I watch in silence as the last remnants of my past are carried away. The old wooden table, scratched and scarred, where we had eaten our meals together, is now being dragged across the floor. It too will soon be gone, reduced to a pile of splinters and dust. The toys we once played with, now abandoned and useless, are thrown into boxes like things unworthy of any thought or care. Even the pictures on the walls—the faces of the children who once lived here, who once made this place feel like home—are being ripped from their frames and discarded like trash.
And yet, as I sit here in the growing silence, a part of me feels a strange sense of relief. It is not the relief of closure, but the relief of the end. It is as if the taking of these things—these objects, these fragments of memories—marks the final death of what this place once was. The orphanage, once a sanctuary for the lost, is now reduced to nothing but a hollow shell, as empty and barren as the heart that has remained here, waiting for a life that never came.
I stand from the desk, the only thing left in this room that holds any significance, and walk to the window. The men continue their work, unloading the remnants of a life that once held meaning. I wonder what will become of me once they are gone. Will I, too, be cast aside, forgotten like all the things that once defined me? Will I be left to rot in this place until the building itself crumbles into nothingness?
Or perhaps—perhaps it is better this way. Perhaps it is time to let go of the past. To let the junk removal men take it all—the furniture, the toys, the memories—and leave nothing behind but the bare walls of a future that remains unwritten. After all, what is memory but a pile of discarded objects, each one a remnant of something that no longer exists? And what is an orphan, but a child whose life is merely the debris of a world that has no place for him?
The men leave. Their van, now filled with the last traces of life in this orphanage, pulls away, disappearing down the road. The silence returns, but it is different now, heavier.

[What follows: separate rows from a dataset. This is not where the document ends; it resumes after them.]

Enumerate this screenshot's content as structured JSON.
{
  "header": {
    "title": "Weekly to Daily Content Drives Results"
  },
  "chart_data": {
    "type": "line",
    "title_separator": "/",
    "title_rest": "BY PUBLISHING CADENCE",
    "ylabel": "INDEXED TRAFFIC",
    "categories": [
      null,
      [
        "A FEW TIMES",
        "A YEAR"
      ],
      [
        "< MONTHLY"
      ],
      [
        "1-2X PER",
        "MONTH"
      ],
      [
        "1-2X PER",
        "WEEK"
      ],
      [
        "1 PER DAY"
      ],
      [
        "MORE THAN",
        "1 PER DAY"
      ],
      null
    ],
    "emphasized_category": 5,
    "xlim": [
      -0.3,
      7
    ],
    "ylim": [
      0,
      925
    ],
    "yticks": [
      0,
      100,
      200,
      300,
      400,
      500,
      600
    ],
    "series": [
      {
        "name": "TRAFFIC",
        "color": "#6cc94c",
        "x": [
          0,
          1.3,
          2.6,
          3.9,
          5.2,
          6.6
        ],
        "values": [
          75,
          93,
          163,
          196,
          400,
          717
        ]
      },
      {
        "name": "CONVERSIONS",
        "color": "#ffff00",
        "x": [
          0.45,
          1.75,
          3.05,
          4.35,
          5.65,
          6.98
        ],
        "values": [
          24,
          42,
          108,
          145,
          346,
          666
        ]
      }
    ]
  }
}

I stand there in the center of the room, surrounded by nothing but the empty space where once there was life.
For a moment, I think of the others. My friends. Their faces, though fading, still linger in my mind. But as quickly as the thought comes, it vanishes, replaced by something else—a realization. It doesn’t matter. They are gone. I am the last.
And so I sit back at the desk, where I had sat so many times before, staring at the blank walls and listening to the echoes of a past that no longer exists. The memories are gone, taken away, just like the rest of it. And in their place is nothing but silence.
I think perhaps that, in the end, we are all just forgotten things—like the discarded furniture, like the toys, like the people we once were—waiting for someone to take us away.
And, perhaps, that is how it should be.
I sit still, my gaze fixed on the emptiness around me, as the last remnants of my past are swallowed by the void.